Son Mühür- Telegram hesabından bir açıklama yapan Paşinyan, “Kamu-siyasi alanda küfür ve dolaylı hakareti durdurarak yalnızca medeni, saygılı ve kanıtlanmış gerçeklere dayalı tartışmalara geçelim” ifadelerini kullandı. Başbakan, bu kapsamda 1 Temmuz’u “uzlaşının başlangıcı” olarak önerdiğini belirtti ve kendi adına 5 Temmuz’a kadar hakaret içeren ifadeler kullanmama taahhüdünde bulundu.
Siyasi gerilim yüksek

Paşinyan’ın açıklaması, ülkede siyasi gerilimin yükseldiği bir döneme denk geldi. Son günlerde Ulusal Güvenlik Servisi'nin (AAS) Ermeni Patrikhanesi’ne yönelik operasyonları ve bazı din adamlarının gözaltına alınması kamuoyunda geniş yankı uyandırdı. Başpiskopos Mikael’in gözaltına alınması, halk arasında suçlamaların uydurma ya da abartılı olduğu yönünde tepkilere neden oldu.
Önümüzdeki günlerde, Başpiskopos Bagrat ve Mikael’e destek için çeşitli gösterilerin düzenlenmesi beklenirken, Paşinyan’a yönelik eleştirilerin ve hakaret içerikli ifadelerin artabileceği belirtiliyor.
Siyasi hesap mı, önleyici savunma mı?
Bazı siyasi yorumcular, Paşinyan’ın bu önerisini 2026 yılında yapılması planlanan genel seçimler öncesi kendisine yönelen sert eleştirileri ve hakaretleri yumuşatma girişimi olarak değerlendiriyor. Ancak karşıt görüşlere göre, Paşinyan geçmişte küfürlü söylemlerde rakiplerine fark atacak düzeyde sert ifadeler kullanmış olduğundan bu yorumlar gerçekçi değil.

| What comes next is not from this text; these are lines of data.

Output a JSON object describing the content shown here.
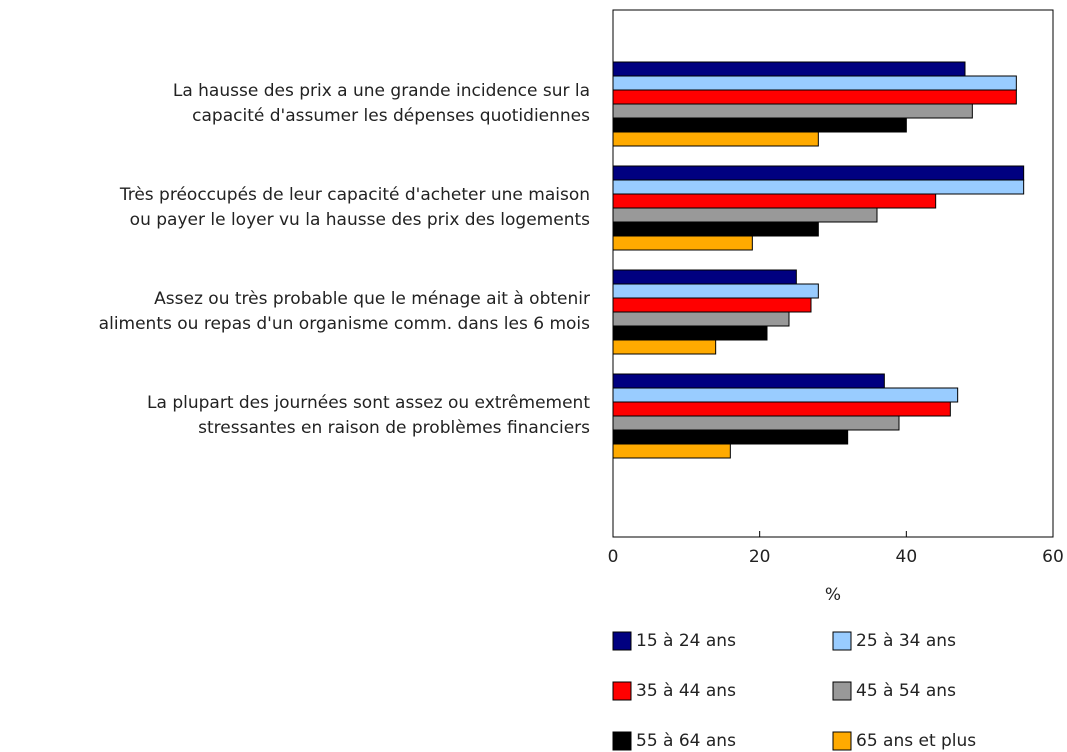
{
  "chart_data": {
    "type": "bar",
    "orientation": "horizontal",
    "categories": [
      "La hausse des prix a une grande incidence sur la\ncapacité d'assumer les dépenses quotidiennes",
      "Très préoccupés de leur capacité d'acheter une maison\nou payer le loyer vu la hausse des prix des logements",
      "Assez ou très probable que le ménage ait à obtenir\naliments ou repas d'un organisme comm. dans les 6 mois",
      "La plupart des journées sont assez ou extrêmement\nstressantes en raison de problèmes financiers"
    ],
    "series": [
      {
        "name": "15 à 24 ans",
        "color": "#000080",
        "values": [
          48,
          56,
          25,
          37
        ]
      },
      {
        "name": "25 à 34 ans",
        "color": "#99ccff",
        "values": [
          55,
          56,
          28,
          47
        ]
      },
      {
        "name": "35 à 44 ans",
        "color": "#ff0000",
        "values": [
          55,
          44,
          27,
          46
        ]
      },
      {
        "name": "45 à 54 ans",
        "color": "#999999",
        "values": [
          49,
          36,
          24,
          39
        ]
      },
      {
        "name": "55 à 64 ans",
        "color": "#000000",
        "values": [
          40,
          28,
          21,
          32
        ]
      },
      {
        "name": "65 ans et plus",
        "color": "#ffaa00",
        "values": [
          28,
          19,
          14,
          16
        ]
      }
    ],
    "x_label": "%",
    "xlim": [
      0,
      60
    ],
    "xticks": [
      0,
      20,
      40,
      60
    ]
  }
}
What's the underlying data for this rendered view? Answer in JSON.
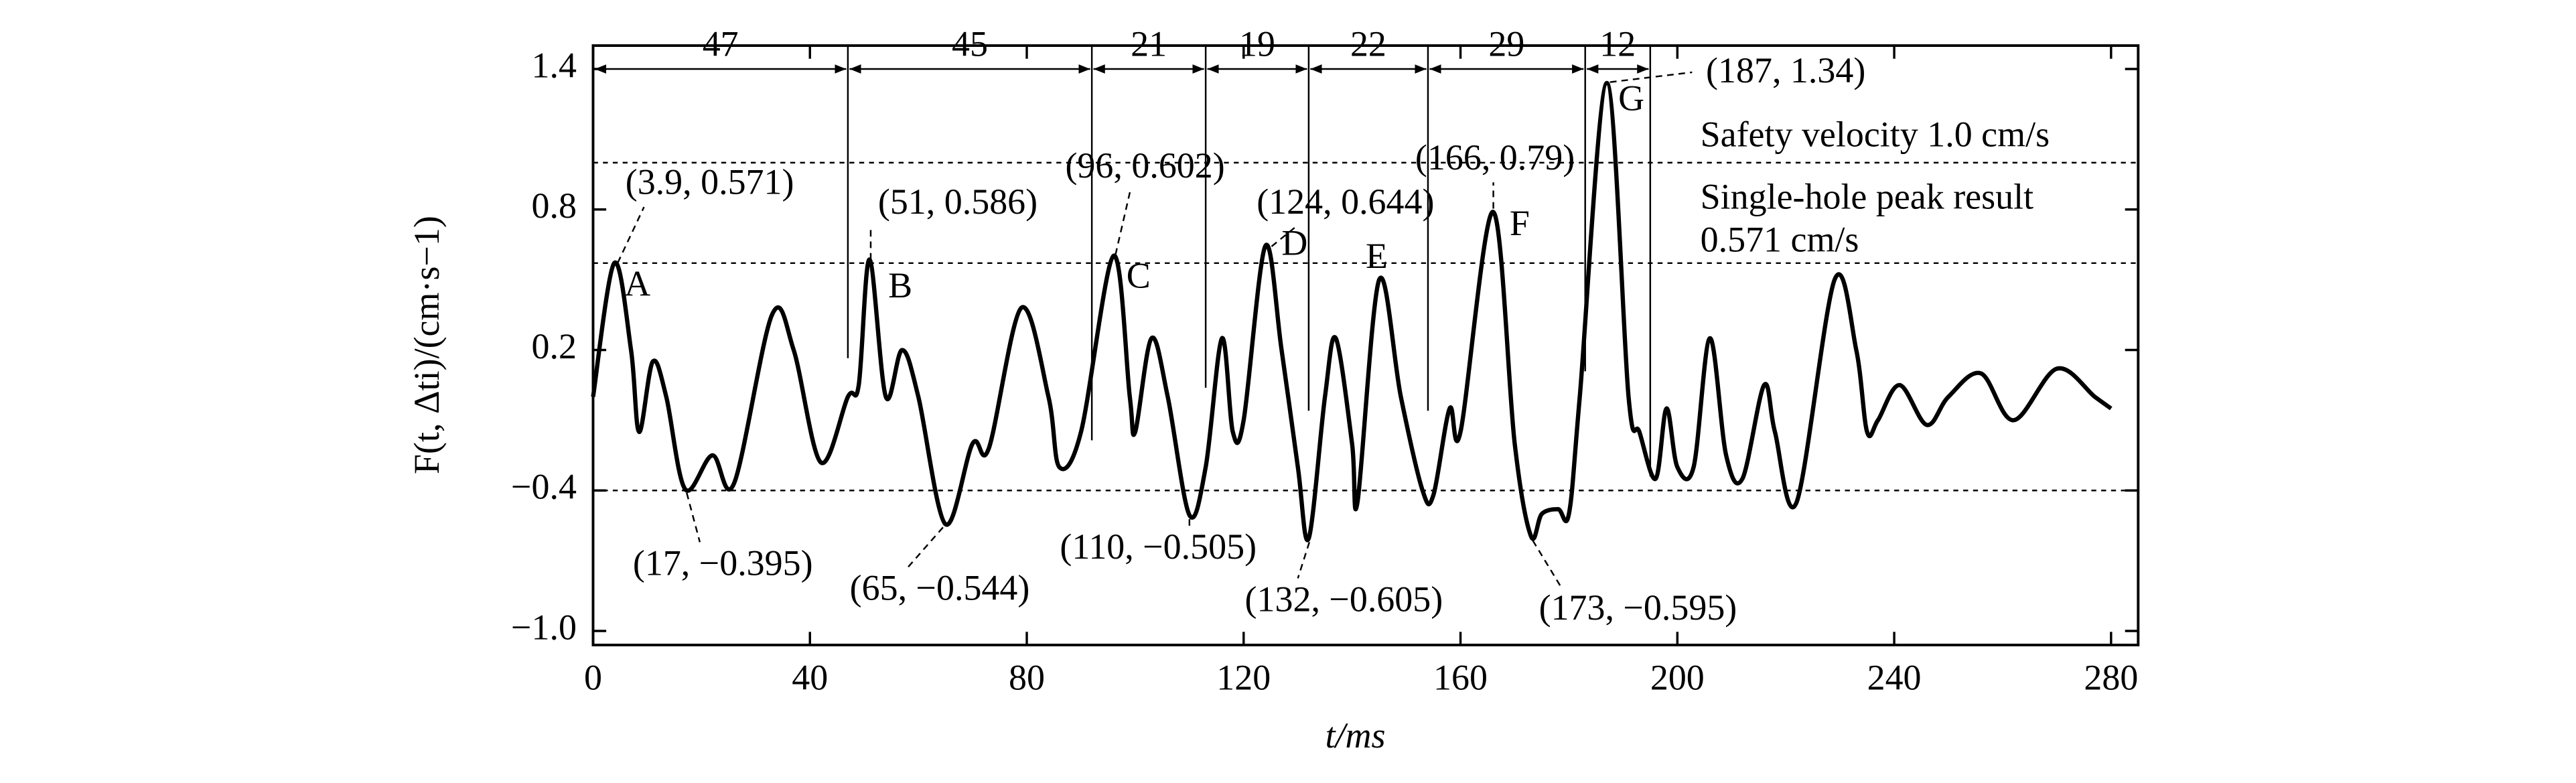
{
  "chart_data": {
    "type": "line",
    "x_label": "t/ms",
    "y_label": "F(t, Δti)/(cm·s−1)",
    "x": [
      0,
      3.9,
      7,
      8.5,
      11,
      13.5,
      17,
      22,
      26,
      33,
      37,
      42,
      47,
      49,
      51,
      54,
      57,
      60,
      65,
      70,
      73,
      79,
      84,
      86,
      90,
      96,
      99,
      100,
      103,
      106,
      110,
      113,
      116,
      118,
      120,
      124,
      127,
      130,
      132,
      135,
      137,
      140,
      141,
      145,
      149,
      153,
      155,
      158,
      160,
      166,
      170,
      173,
      175,
      178,
      180,
      182,
      187,
      191,
      193,
      196,
      198,
      200,
      203,
      206,
      209,
      212,
      216,
      218,
      222,
      229,
      233,
      235,
      237,
      241,
      246,
      250,
      256,
      262,
      270,
      277,
      280
    ],
    "series": [
      {
        "color": "#000000",
        "values": [
          0.0,
          0.571,
          0.2,
          -0.15,
          0.15,
          0.0,
          -0.395,
          -0.25,
          -0.37,
          0.35,
          0.2,
          -0.28,
          0.0,
          0.05,
          0.586,
          0.0,
          0.2,
          0.0,
          -0.544,
          -0.2,
          -0.22,
          0.38,
          0.0,
          -0.3,
          -0.15,
          0.602,
          0.0,
          -0.15,
          0.25,
          0.0,
          -0.505,
          -0.3,
          0.25,
          -0.15,
          -0.1,
          0.644,
          0.2,
          -0.3,
          -0.605,
          0.0,
          0.25,
          -0.2,
          -0.45,
          0.5,
          0.0,
          -0.4,
          -0.42,
          -0.05,
          -0.15,
          0.79,
          -0.2,
          -0.595,
          -0.5,
          -0.48,
          -0.5,
          0.0,
          1.34,
          0.0,
          -0.15,
          -0.35,
          -0.05,
          -0.3,
          -0.3,
          0.25,
          -0.25,
          -0.35,
          0.05,
          -0.15,
          -0.45,
          0.5,
          0.2,
          -0.15,
          -0.1,
          0.05,
          -0.12,
          0.0,
          0.1,
          -0.1,
          0.12,
          0.0,
          -0.05
        ]
      }
    ],
    "xlim": [
      0,
      285
    ],
    "ylim": [
      -1.06,
      1.5
    ],
    "xticks": [
      0,
      40,
      80,
      120,
      160,
      200,
      240,
      280
    ],
    "yticks": [
      {
        "value": -1.0,
        "label": "−1.0"
      },
      {
        "value": -0.4,
        "label": "−0.4"
      },
      0.2,
      0.8,
      1.4
    ],
    "reference_lines": [
      1.0,
      0.571,
      -0.4
    ],
    "reference_texts": [
      "Safety velocity 1.0 cm/s",
      "Single-hole peak result",
      "0.571 cm/s"
    ],
    "intervals": {
      "bounds": [
        0,
        47,
        92,
        113,
        132,
        154,
        183,
        195
      ],
      "labels": [
        47,
        45,
        21,
        19,
        22,
        29,
        12
      ]
    },
    "annotations": [
      "(3.9, 0.571)",
      "(51, 0.586)",
      "(96, 0.602)",
      "(124, 0.644)",
      "(166, 0.79)",
      "(187, 1.34)",
      "(17, −0.395)",
      "(65, −0.544)",
      "(110, −0.505)",
      "(132, −0.605)",
      "(173, −0.595)"
    ],
    "point_letters": [
      "A",
      "B",
      "C",
      "D",
      "E",
      "F",
      "G"
    ]
  }
}
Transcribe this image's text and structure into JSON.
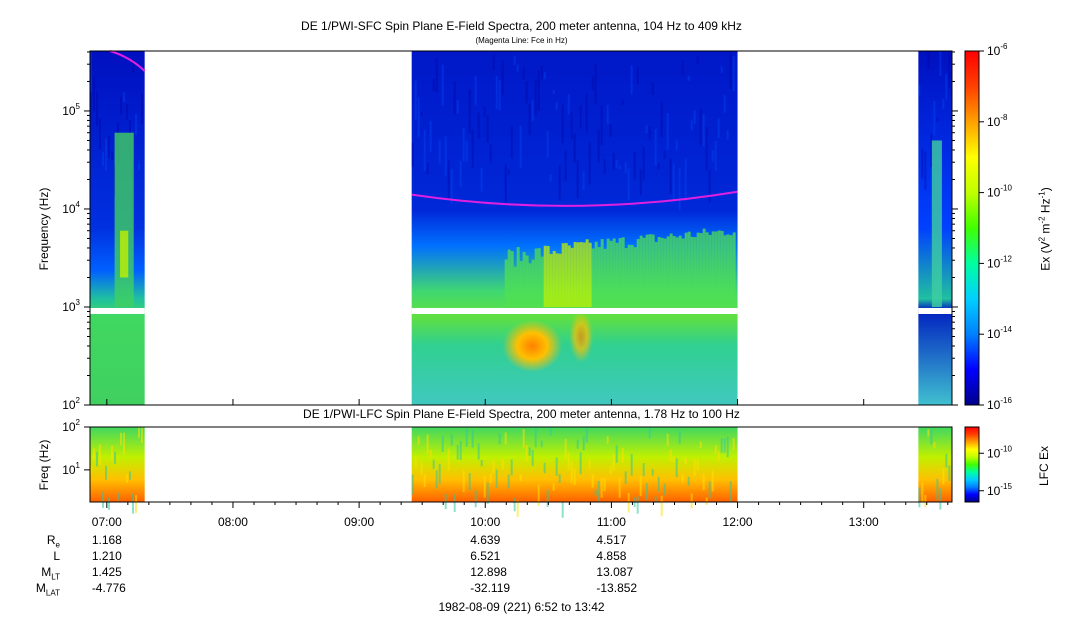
{
  "titles": {
    "main": "DE 1/PWI-SFC  Spin Plane E-Field Spectra, 200 meter antenna, 104 Hz to 409 kHz",
    "subtitle": "(Magenta Line: Fce in Hz)",
    "lfc": "DE 1/PWI-LFC  Spin Plane E-Field Spectra, 200 meter antenna, 1.78 Hz to 100 Hz",
    "date_range": "1982-08-09 (221) 6:52 to 13:42"
  },
  "axes": {
    "upper_ylabel": "Frequency (Hz)",
    "lower_ylabel": "Freq (Hz)",
    "upper_colorbar_label_base": "Ex (V",
    "lower_colorbar_label": "LFC Ex"
  },
  "colors": {
    "fce_line": "#e020e0",
    "gap_fill": "#ffffff",
    "colormap": [
      "#00008b",
      "#0000ff",
      "#0080ff",
      "#00d0ff",
      "#00ffa0",
      "#40ff00",
      "#c0ff00",
      "#ffff00",
      "#ffa000",
      "#ff4000",
      "#ff0000"
    ]
  },
  "ephemeris": {
    "labels": [
      {
        "base": "R",
        "sub": "e"
      },
      {
        "base": "L",
        "sub": ""
      },
      {
        "base": "M",
        "sub": "LT"
      },
      {
        "base": "M",
        "sub": "LAT"
      }
    ],
    "columns": [
      {
        "time": "07:00",
        "values": [
          "1.168",
          "1.210",
          "1.425",
          "-4.776"
        ]
      },
      {
        "time": "10:00",
        "values": [
          "4.639",
          "6.521",
          "12.898",
          "-32.119"
        ]
      },
      {
        "time": "11:00",
        "values": [
          "4.517",
          "4.858",
          "13.087",
          "-13.852"
        ]
      }
    ]
  },
  "chart_data": [
    {
      "type": "heatmap",
      "title": "DE 1/PWI-SFC  Spin Plane E-Field Spectra, 200 meter antenna, 104 Hz to 409 kHz",
      "xlabel": "",
      "ylabel": "Frequency (Hz)",
      "x_range": [
        "06:52",
        "13:42"
      ],
      "x_ticks": [
        "07:00",
        "08:00",
        "09:00",
        "10:00",
        "11:00",
        "12:00",
        "13:00"
      ],
      "y_scale": "log",
      "ylim": [
        100,
        409000
      ],
      "y_ticks": [
        "10^2",
        "10^3",
        "10^4",
        "10^5"
      ],
      "data_intervals": [
        [
          "06:52",
          "07:18"
        ],
        [
          "09:25",
          "12:00"
        ],
        [
          "13:26",
          "13:42"
        ]
      ],
      "colorbar": {
        "scale": "log",
        "range": [
          1e-16,
          1e-06
        ],
        "ticks": [
          "10^-6",
          "10^-8",
          "10^-10",
          "10^-12",
          "10^-14",
          "10^-16"
        ]
      },
      "overlay_line": {
        "label": "Fce in Hz",
        "color": "#e020e0"
      }
    },
    {
      "type": "heatmap",
      "title": "DE 1/PWI-LFC  Spin Plane E-Field Spectra, 200 meter antenna, 1.78 Hz to 100 Hz",
      "ylabel": "Freq (Hz)",
      "y_scale": "log",
      "ylim": [
        1.78,
        100
      ],
      "y_ticks": [
        "10^1",
        "10^2"
      ],
      "data_intervals": [
        [
          "06:52",
          "07:18"
        ],
        [
          "09:25",
          "12:00"
        ],
        [
          "13:26",
          "13:42"
        ]
      ],
      "colorbar": {
        "label": "LFC Ex",
        "scale": "log",
        "ticks": [
          "10^-10",
          "10^-15"
        ]
      }
    }
  ]
}
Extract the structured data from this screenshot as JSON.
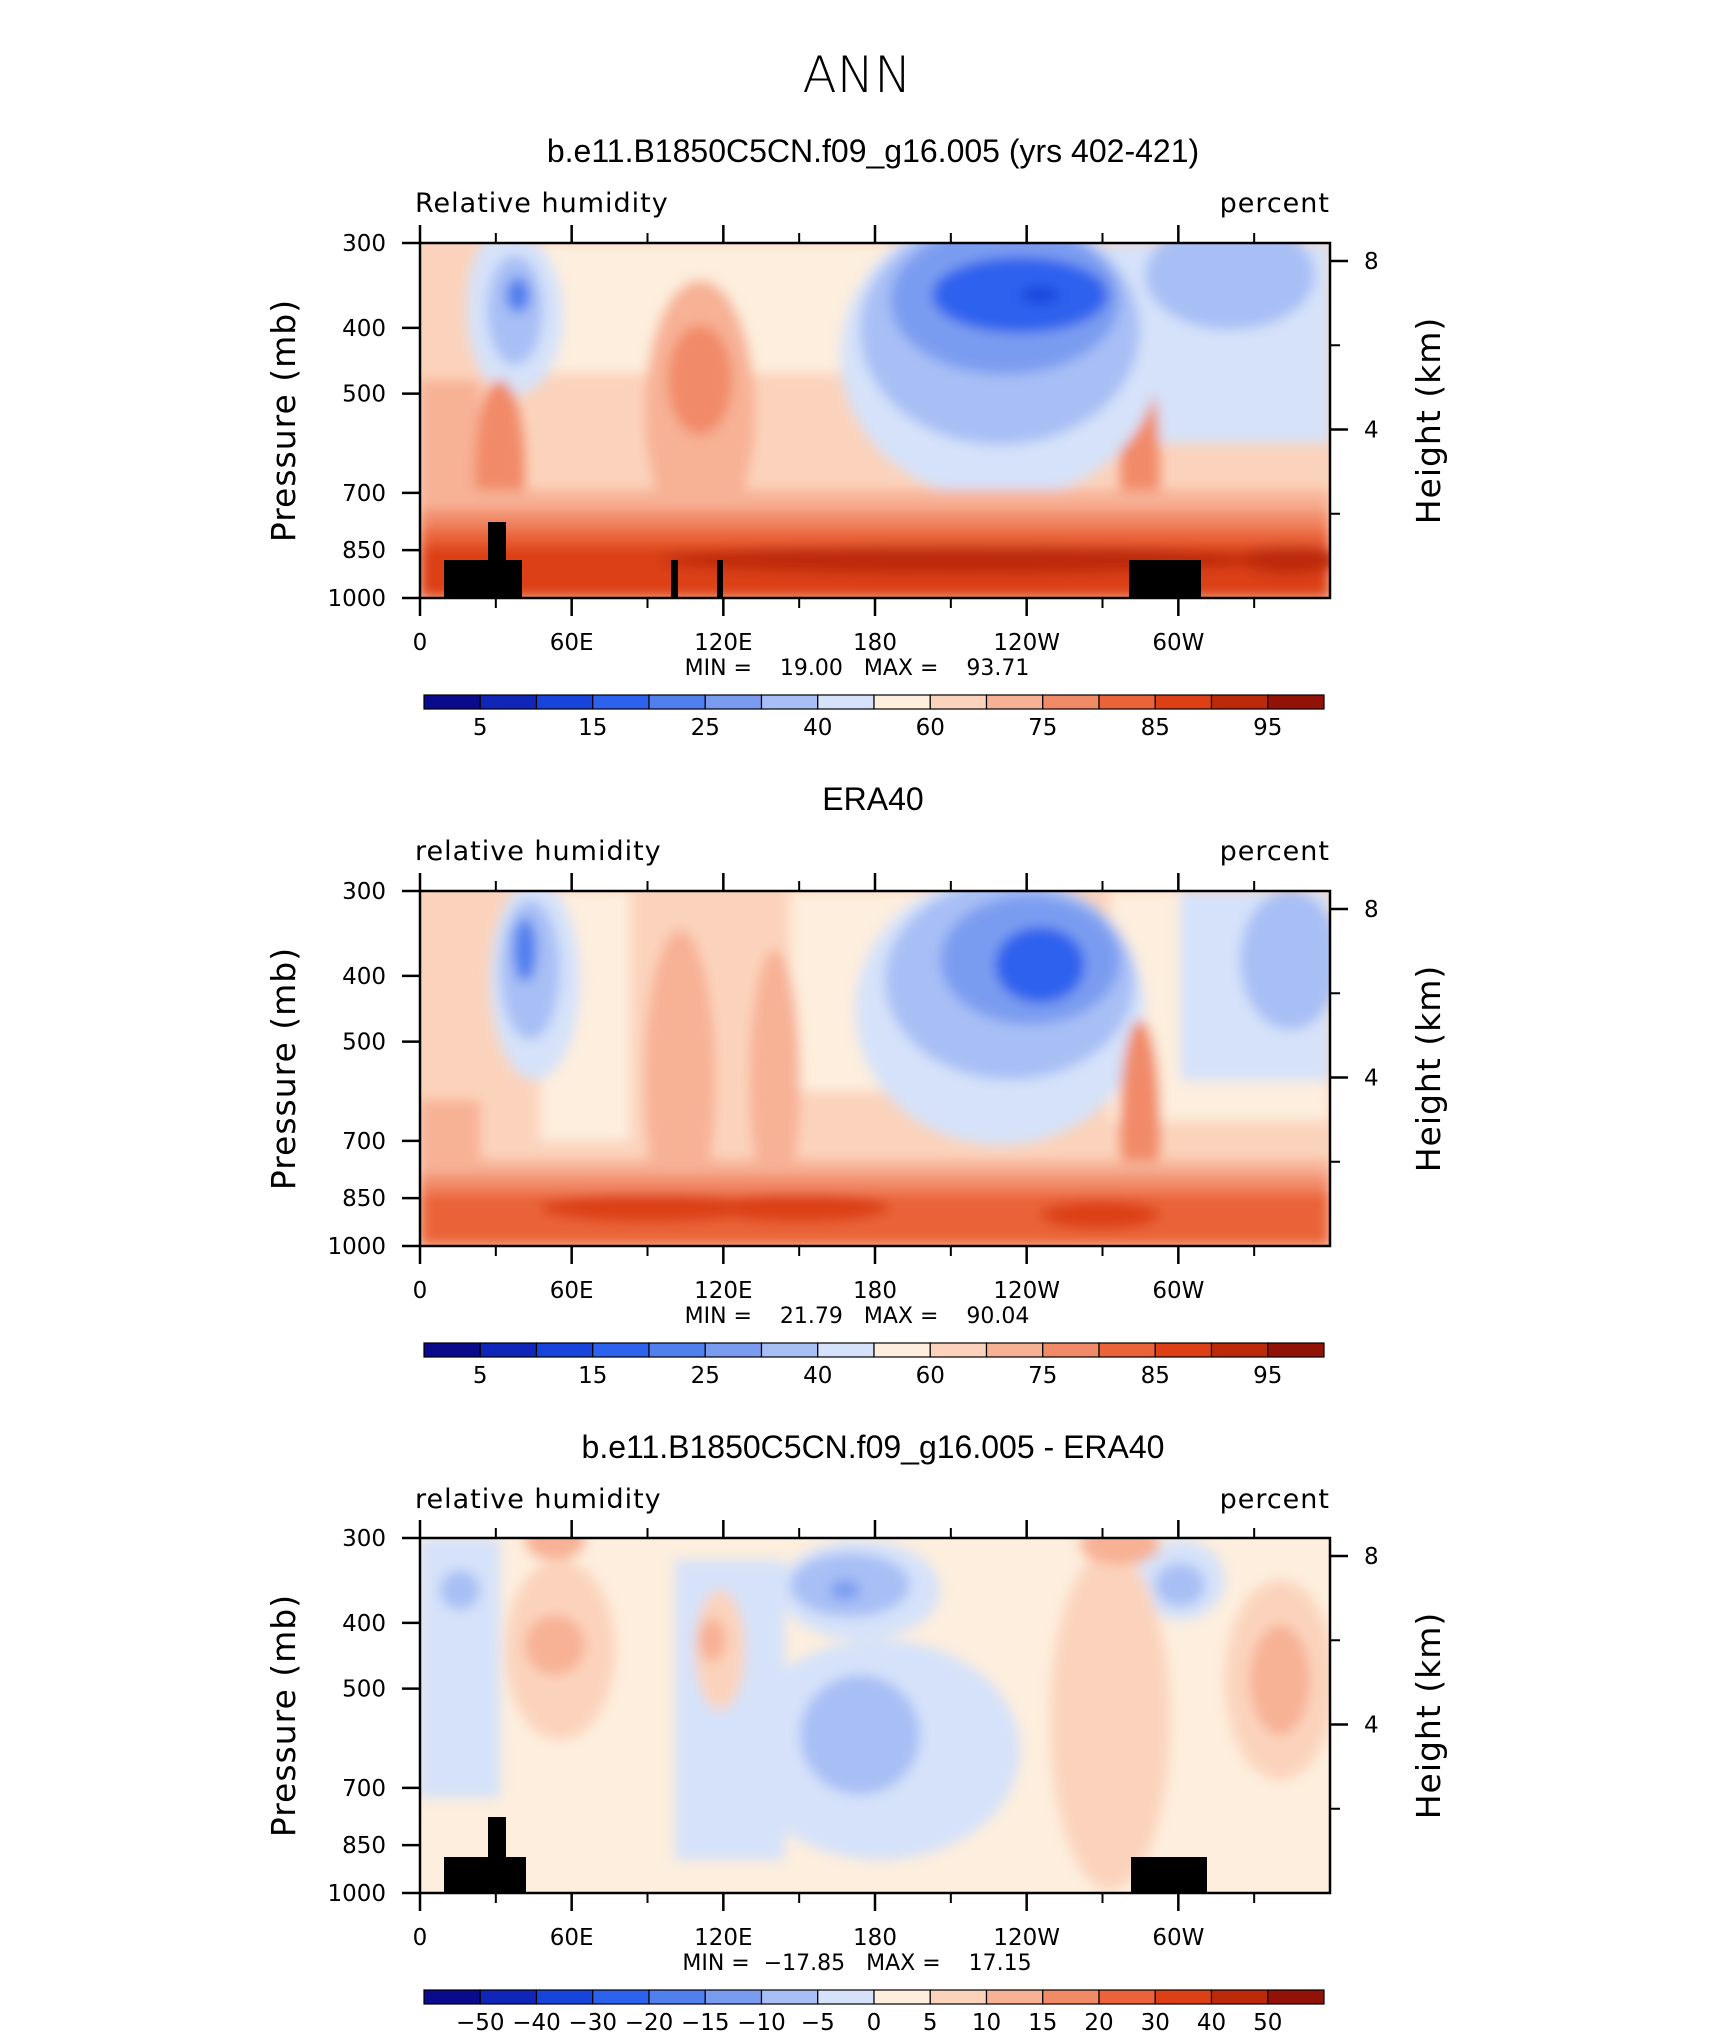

Bir başka görüş ise Başbakan’ın halkı öfkelendirecek yeni bir planı hayata geçirmeye hazırlandığı ve “hakaret moratoryumu” çağrısıyla kamuoyundaki olası tepkilere karşı bir tür ön savunma geliştirmeye çalıştığı yönünde.
Meta’nın etkisi gündemde
Konuyla ilgili dikkat çeken bir başka analiz, Paşinyan’ın bu çağrısının arkasında Ermeni kamuoyunu yatıştırma çabası değil, sosyal medya platformu Meta’nın (Facebook) baskısının olabileceğini öne sürüyor. İddiaya göre Paşinyan’ın bir paylaşımı Meta tarafından kaldırılmış, ardından platform kendisine sayfanın askıya alınabileceği yönünde bir uyarıda bulunmuş. Bu gelişmenin ardından Paşinyan’ın kamuoyuna yönelik “hakaretsiz siyaset” açıklaması yaptığı düşünülüyor.